Certares, along with Delta, is an investor in Wheels Up. It also owns Internova, one of the biggest groups of luxury travel advisors.
It’s the same demographic as the private jet user.
I also spoke to a couple of charter brokers who have jet cards, although most of their business is with ad hoc clients.
They told me about clients whose flying needs don’t fit neatly into a programmatic offering.
Both noted that while they use various operators, they focus most of their business on a select few.
That gives them more clout when something goes wrong.
Air Charter Service, a U.K.-based broker, has over 30 offices worldwide.
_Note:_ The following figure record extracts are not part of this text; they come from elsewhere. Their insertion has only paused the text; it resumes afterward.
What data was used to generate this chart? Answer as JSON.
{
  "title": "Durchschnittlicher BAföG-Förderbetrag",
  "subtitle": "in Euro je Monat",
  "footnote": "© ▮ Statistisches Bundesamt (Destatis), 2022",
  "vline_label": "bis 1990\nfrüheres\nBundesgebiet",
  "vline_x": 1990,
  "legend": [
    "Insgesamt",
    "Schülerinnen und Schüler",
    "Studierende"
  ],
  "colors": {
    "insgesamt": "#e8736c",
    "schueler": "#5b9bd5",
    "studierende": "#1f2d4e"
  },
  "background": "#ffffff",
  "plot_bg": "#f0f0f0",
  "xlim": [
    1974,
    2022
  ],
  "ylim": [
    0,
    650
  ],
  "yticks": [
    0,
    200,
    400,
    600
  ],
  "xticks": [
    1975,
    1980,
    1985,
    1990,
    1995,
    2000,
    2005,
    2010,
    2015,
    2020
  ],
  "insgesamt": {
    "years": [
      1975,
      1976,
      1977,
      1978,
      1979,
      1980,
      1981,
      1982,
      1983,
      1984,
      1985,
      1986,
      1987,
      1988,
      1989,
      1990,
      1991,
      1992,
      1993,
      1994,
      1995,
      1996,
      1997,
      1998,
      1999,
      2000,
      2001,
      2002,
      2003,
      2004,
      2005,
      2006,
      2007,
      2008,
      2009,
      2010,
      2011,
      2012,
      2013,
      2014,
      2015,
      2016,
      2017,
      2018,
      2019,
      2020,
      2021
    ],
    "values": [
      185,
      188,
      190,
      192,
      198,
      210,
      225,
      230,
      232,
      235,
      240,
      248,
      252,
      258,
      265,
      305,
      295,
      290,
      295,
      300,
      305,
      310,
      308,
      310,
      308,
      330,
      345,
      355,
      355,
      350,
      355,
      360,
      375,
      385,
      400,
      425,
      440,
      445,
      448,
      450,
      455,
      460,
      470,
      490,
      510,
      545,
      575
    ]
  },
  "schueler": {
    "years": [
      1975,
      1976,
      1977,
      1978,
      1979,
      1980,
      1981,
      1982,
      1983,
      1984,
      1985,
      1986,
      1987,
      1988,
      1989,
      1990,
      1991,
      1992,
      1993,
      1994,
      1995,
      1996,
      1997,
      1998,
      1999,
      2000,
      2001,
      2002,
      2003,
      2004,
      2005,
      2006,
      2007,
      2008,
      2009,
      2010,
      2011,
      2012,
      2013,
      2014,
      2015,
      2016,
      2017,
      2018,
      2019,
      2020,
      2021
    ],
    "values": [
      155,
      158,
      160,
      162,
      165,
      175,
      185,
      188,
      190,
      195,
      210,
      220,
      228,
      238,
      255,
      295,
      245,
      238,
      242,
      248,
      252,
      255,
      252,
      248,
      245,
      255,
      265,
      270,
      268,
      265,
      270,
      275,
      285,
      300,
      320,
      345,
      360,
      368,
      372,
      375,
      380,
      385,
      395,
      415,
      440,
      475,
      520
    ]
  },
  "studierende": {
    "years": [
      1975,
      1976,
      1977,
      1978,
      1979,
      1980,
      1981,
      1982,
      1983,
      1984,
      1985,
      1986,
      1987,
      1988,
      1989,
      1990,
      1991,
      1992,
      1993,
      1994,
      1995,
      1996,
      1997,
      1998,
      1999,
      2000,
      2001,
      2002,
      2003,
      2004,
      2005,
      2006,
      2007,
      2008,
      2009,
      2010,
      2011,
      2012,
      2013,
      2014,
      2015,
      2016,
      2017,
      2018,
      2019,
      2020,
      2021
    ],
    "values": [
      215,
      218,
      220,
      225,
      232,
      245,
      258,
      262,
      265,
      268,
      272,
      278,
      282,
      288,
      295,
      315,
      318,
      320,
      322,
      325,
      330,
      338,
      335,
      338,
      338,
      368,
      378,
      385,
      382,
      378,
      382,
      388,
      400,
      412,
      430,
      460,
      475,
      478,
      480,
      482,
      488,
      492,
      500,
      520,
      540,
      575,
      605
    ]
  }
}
That way, when a client in Houston needs a charter flight in Australia, its office in Sydney already has relationships with local operators there.
Consumers who buy flights one-by-one from operators often find themselves at the bottom of the totem pole.
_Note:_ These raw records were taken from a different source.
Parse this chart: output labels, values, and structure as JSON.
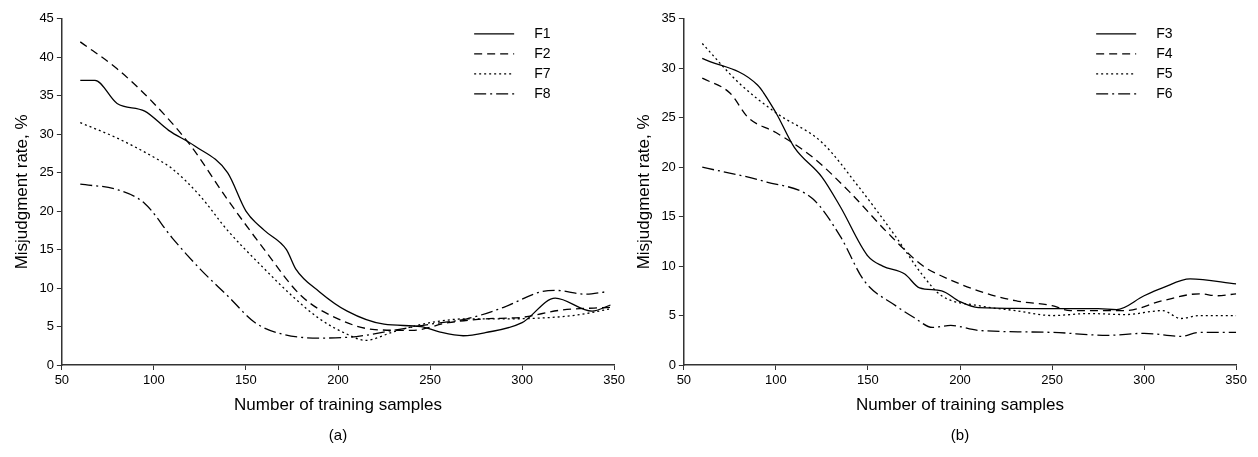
{
  "chart_data": [
    {
      "type": "line",
      "xlabel": "Number of training samples",
      "ylabel": "Misjudgment rate, %",
      "annotations": [
        "(a)"
      ],
      "xlim": [
        50,
        350
      ],
      "xticks": [
        50,
        100,
        150,
        200,
        250,
        300,
        350
      ],
      "ylim": [
        0,
        45
      ],
      "yticks": [
        0,
        5,
        10,
        15,
        20,
        25,
        30,
        35,
        40,
        45
      ],
      "grid": false,
      "legend": "top right",
      "marker": "none",
      "series": [
        {
          "name": "F1",
          "color": "#000000",
          "line_style": "solid",
          "x": [
            60,
            68,
            80,
            95,
            108,
            122,
            140,
            150,
            160,
            172,
            177,
            190,
            205,
            225,
            245,
            255,
            268,
            280,
            300,
            318,
            338,
            348
          ],
          "values": [
            37,
            37,
            34,
            33,
            30.5,
            28.5,
            25,
            20,
            17.5,
            15,
            12.5,
            9.5,
            7,
            5.3,
            5,
            4.3,
            3.8,
            4.2,
            5.5,
            8.7,
            7,
            7.8
          ]
        },
        {
          "name": "F2",
          "color": "#000000",
          "line_style": "dashed",
          "x": [
            60,
            80,
            100,
            120,
            140,
            160,
            180,
            200,
            220,
            240,
            260,
            280,
            300,
            320,
            348
          ],
          "values": [
            42,
            38.5,
            34,
            28.5,
            21.5,
            15,
            9,
            6,
            4.6,
            4.5,
            5.5,
            6,
            6.2,
            7.1,
            7.5
          ]
        },
        {
          "name": "F7",
          "color": "#000000",
          "line_style": "dotted",
          "x": [
            60,
            80,
            100,
            110,
            125,
            140,
            160,
            175,
            190,
            205,
            215,
            230,
            250,
            270,
            290,
            310,
            330,
            348
          ],
          "values": [
            31.5,
            29.5,
            27,
            25.5,
            22,
            17.5,
            12.5,
            9,
            6,
            4,
            3.2,
            4.3,
            5.5,
            6,
            6,
            6.1,
            6.5,
            7.3
          ]
        },
        {
          "name": "F8",
          "color": "#000000",
          "line_style": "dashdot",
          "x": [
            60,
            80,
            95,
            110,
            125,
            140,
            155,
            170,
            190,
            210,
            230,
            250,
            270,
            290,
            310,
            318,
            335,
            345
          ],
          "values": [
            23.5,
            22.8,
            21,
            16.5,
            12.5,
            9,
            5.5,
            4,
            3.5,
            3.7,
            4.5,
            5.3,
            6,
            7.5,
            9.5,
            9.7,
            9.2,
            9.5
          ]
        }
      ]
    },
    {
      "type": "line",
      "xlabel": "Number of training samples",
      "ylabel": "Misjudgment rate, %",
      "annotations": [
        "(b)"
      ],
      "xlim": [
        50,
        350
      ],
      "xticks": [
        50,
        100,
        150,
        200,
        250,
        300,
        350
      ],
      "ylim": [
        0,
        35
      ],
      "yticks": [
        0,
        5,
        10,
        15,
        20,
        25,
        30,
        35
      ],
      "grid": false,
      "legend": "top right",
      "marker": "none",
      "series": [
        {
          "name": "F3",
          "color": "#000000",
          "line_style": "solid",
          "x": [
            60,
            90,
            100,
            110,
            125,
            135,
            150,
            158,
            170,
            178,
            190,
            200,
            210,
            250,
            275,
            285,
            300,
            310,
            325,
            350
          ],
          "values": [
            31,
            28.3,
            25.5,
            22,
            19,
            16,
            11,
            10,
            9.2,
            7.8,
            7.5,
            6.4,
            5.8,
            5.7,
            5.7,
            5.6,
            7,
            7.8,
            8.7,
            8.2
          ]
        },
        {
          "name": "F4",
          "color": "#000000",
          "line_style": "dashed",
          "x": [
            60,
            75,
            85,
            100,
            120,
            140,
            160,
            180,
            190,
            210,
            230,
            250,
            260,
            270,
            290,
            310,
            330,
            340,
            350
          ],
          "values": [
            29,
            27.5,
            25,
            23.5,
            21,
            17.5,
            13.5,
            10,
            9,
            7.5,
            6.5,
            6,
            5.5,
            5.5,
            5.5,
            6.5,
            7.2,
            7,
            7.2
          ]
        },
        {
          "name": "F5",
          "color": "#000000",
          "line_style": "dotted",
          "x": [
            60,
            80,
            100,
            125,
            145,
            165,
            180,
            190,
            210,
            230,
            250,
            270,
            290,
            310,
            320,
            330,
            350
          ],
          "values": [
            32.5,
            28.5,
            25.5,
            22.5,
            18,
            13,
            9,
            7,
            6,
            5.5,
            5,
            5.2,
            5.1,
            5.5,
            4.7,
            5,
            5
          ]
        },
        {
          "name": "F6",
          "color": "#000000",
          "line_style": "dashdot",
          "x": [
            60,
            95,
            120,
            135,
            148,
            165,
            175,
            185,
            195,
            210,
            250,
            280,
            300,
            320,
            330,
            350
          ],
          "values": [
            20,
            18.5,
            16.8,
            13,
            8.5,
            6,
            4.8,
            3.8,
            4,
            3.5,
            3.3,
            3,
            3.2,
            2.9,
            3.3,
            3.3
          ]
        }
      ]
    }
  ]
}
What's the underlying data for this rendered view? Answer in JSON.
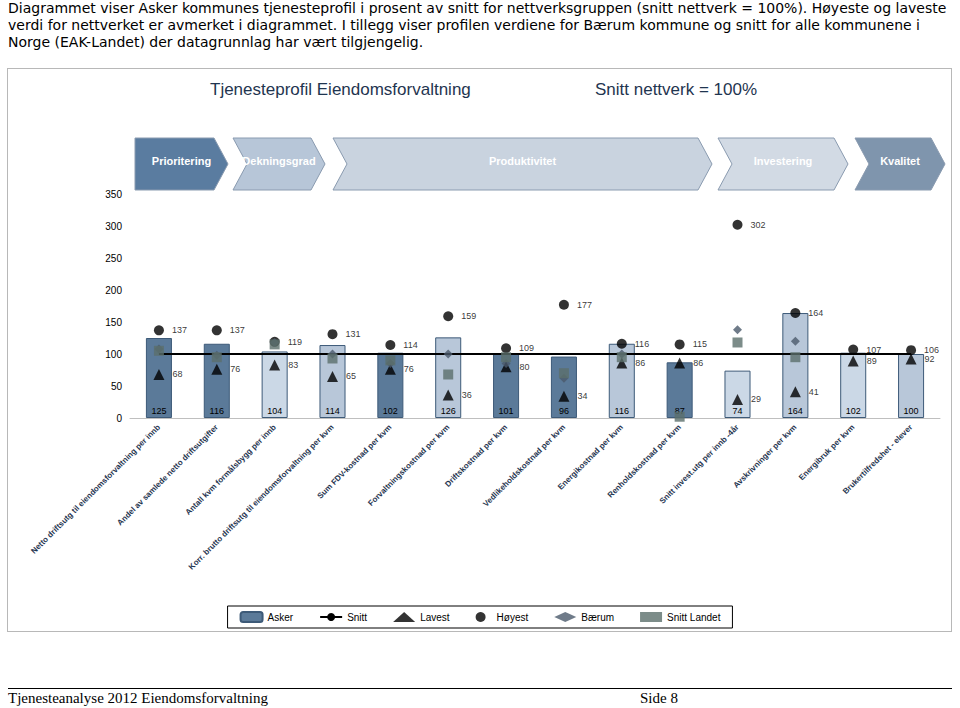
{
  "header": {
    "text": "Diagrammet viser Asker kommunes tjenesteprofil i prosent av snitt for nettverksgruppen (snitt nettverk = 100%). Høyeste og laveste verdi for nettverket er avmerket i diagrammet. I tillegg viser profilen verdiene for Bærum kommune og snitt for alle kommunene i Norge (EAK-Landet) der datagrunnlag har vært tilgjengelig."
  },
  "banner": [
    "Prioritering",
    "Dekningsgrad",
    "Produktivitet",
    "Investering",
    "Kvalitet"
  ],
  "chart_data": {
    "type": "bar",
    "title": "Tjenesteprofil Eiendomsforvaltning",
    "subtitle": "Snitt nettverk = 100%",
    "categories": [
      "Netto driftsutg til eiendomsforvaltning per innb",
      "Andel av samlede netto driftsutgifter",
      "Antall kvm formålsbygg per innb",
      "Korr. brutto driftsutg til eiendomsforvaltning per kvm",
      "Sum FDV-kostnad per kvm",
      "Forvaltningskostnad per kvm",
      "Driftskostnad per kvm",
      "Vedlikeholdskostnad per kvm",
      "Energikostnad per kvm",
      "Renholdskostnad per kvm",
      "Snitt invest.utg per innb -4år",
      "Avskrivninger per kvm",
      "Energibruk per kvm",
      "Brukertilfredshet - elever"
    ],
    "series": [
      {
        "name": "Asker",
        "type": "bar",
        "data_labels": true,
        "colors": [
          "#5b7a99",
          "#5b7a99",
          "#cbd8e6",
          "#b8c7d9",
          "#5b7a99",
          "#b8c7d9",
          "#5b7a99",
          "#5b7a99",
          "#b8c7d9",
          "#5b7a99",
          "#cbd8e6",
          "#b8c7d9",
          "#cbd8e6",
          "#b8c7d9"
        ],
        "values": [
          125,
          116,
          104,
          114,
          102,
          126,
          101,
          96,
          116,
          87,
          74,
          164,
          102,
          100
        ]
      },
      {
        "name": "Snitt",
        "type": "line",
        "color": "#000000",
        "line_style": "solid",
        "values": [
          100,
          100,
          100,
          100,
          100,
          100,
          100,
          100,
          100,
          100,
          100,
          100,
          100,
          100
        ]
      },
      {
        "name": "Lavest",
        "type": "scatter",
        "marker": "triangle",
        "color": "#000000",
        "data_labels": true,
        "values": [
          68,
          76,
          83,
          65,
          76,
          36,
          80,
          34,
          86,
          86,
          29,
          41,
          89,
          92
        ]
      },
      {
        "name": "Høyest",
        "type": "scatter",
        "marker": "circle",
        "color": "#000000",
        "data_labels": true,
        "values": [
          137,
          137,
          119,
          131,
          114,
          159,
          109,
          177,
          116,
          115,
          302,
          164,
          107,
          106
        ]
      },
      {
        "name": "Bærum",
        "type": "scatter",
        "marker": "diamond",
        "color": "#4b5a6b",
        "values": [
          108,
          98,
          118,
          100,
          85,
          100,
          85,
          62,
          100,
          null,
          138,
          120,
          null,
          null
        ]
      },
      {
        "name": "Snitt Landet",
        "type": "scatter",
        "marker": "square",
        "color": "#5b6f6b",
        "values": [
          105,
          95,
          115,
          93,
          90,
          68,
          95,
          70,
          95,
          2,
          118,
          95,
          null,
          null
        ]
      }
    ],
    "ylim": [
      0,
      350
    ],
    "yticks": [
      0,
      50,
      100,
      150,
      200,
      250,
      300,
      350
    ],
    "grid": false,
    "legend": "bottom"
  },
  "footer": {
    "left": "Tjenesteanalyse 2012 Eiendomsforvaltning",
    "right": "Side 8"
  }
}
And yes, anyone in the industry knows that from your call to book a flight until you board your jet, there are many moving parts and people who make them move to the right places at the right time, creating that seamless experience.
Living in Miami, I’ve spent a few days in the Unity Jets office to see how the sausage is made.
It always reminds me why if you have a good broker, you should treat them like gold.
So, while jet cards and fractional programs serve various market segments and needs, your good old charter broker likewise offers a differentiated service that rules-based offerings usually don’t cover particularly well.
While there was great speculation that Air Partner would be sold as part of the Delta-led changes at Wheels Up, the fact that new management has embraced the brokerage a focal point of the flight provider’s 2.0 says a lot about why brokers should be bullish about their future.
I guess that shouldn’t have been a surprise.
After all, the old XOJet built a successful off-fleet brokerage business.
Flexjet, Inc. has done the same with its charter broker FXAir.
It complements the company’s fractional ownership offerings via Flexjet and jet cards from Sentient Jet.
In other words, there is a big difference between sourcing airplanes for clients guaranteed a midsize jet and getting the right aircraft for somebody with more particular needs.
The latter is where a good charter broker excels.
Interestingly, I took a look at an old investor presentation for JetSmarter.
While much of the media coverage focused on its jet-sharing, buy-the-seat, and membership programs, nearly 40% of its revenue was from traditional ad hoc charters.
Next week, I’ll speak on a panel organized by Jacquie Dalton of Sparrow Jets at the NATA Air Charter Summit in Oklahoma City.
She’s a boutique broker, the proverbial one-person shop. She does have admin and accounting support. However, this is also a good reminder that good brokers can be found at both big and small companies.
As a final thought, many people use a combination. The key, of course, is finding the right solutions for your different needs. The good news is that there are lots of great options.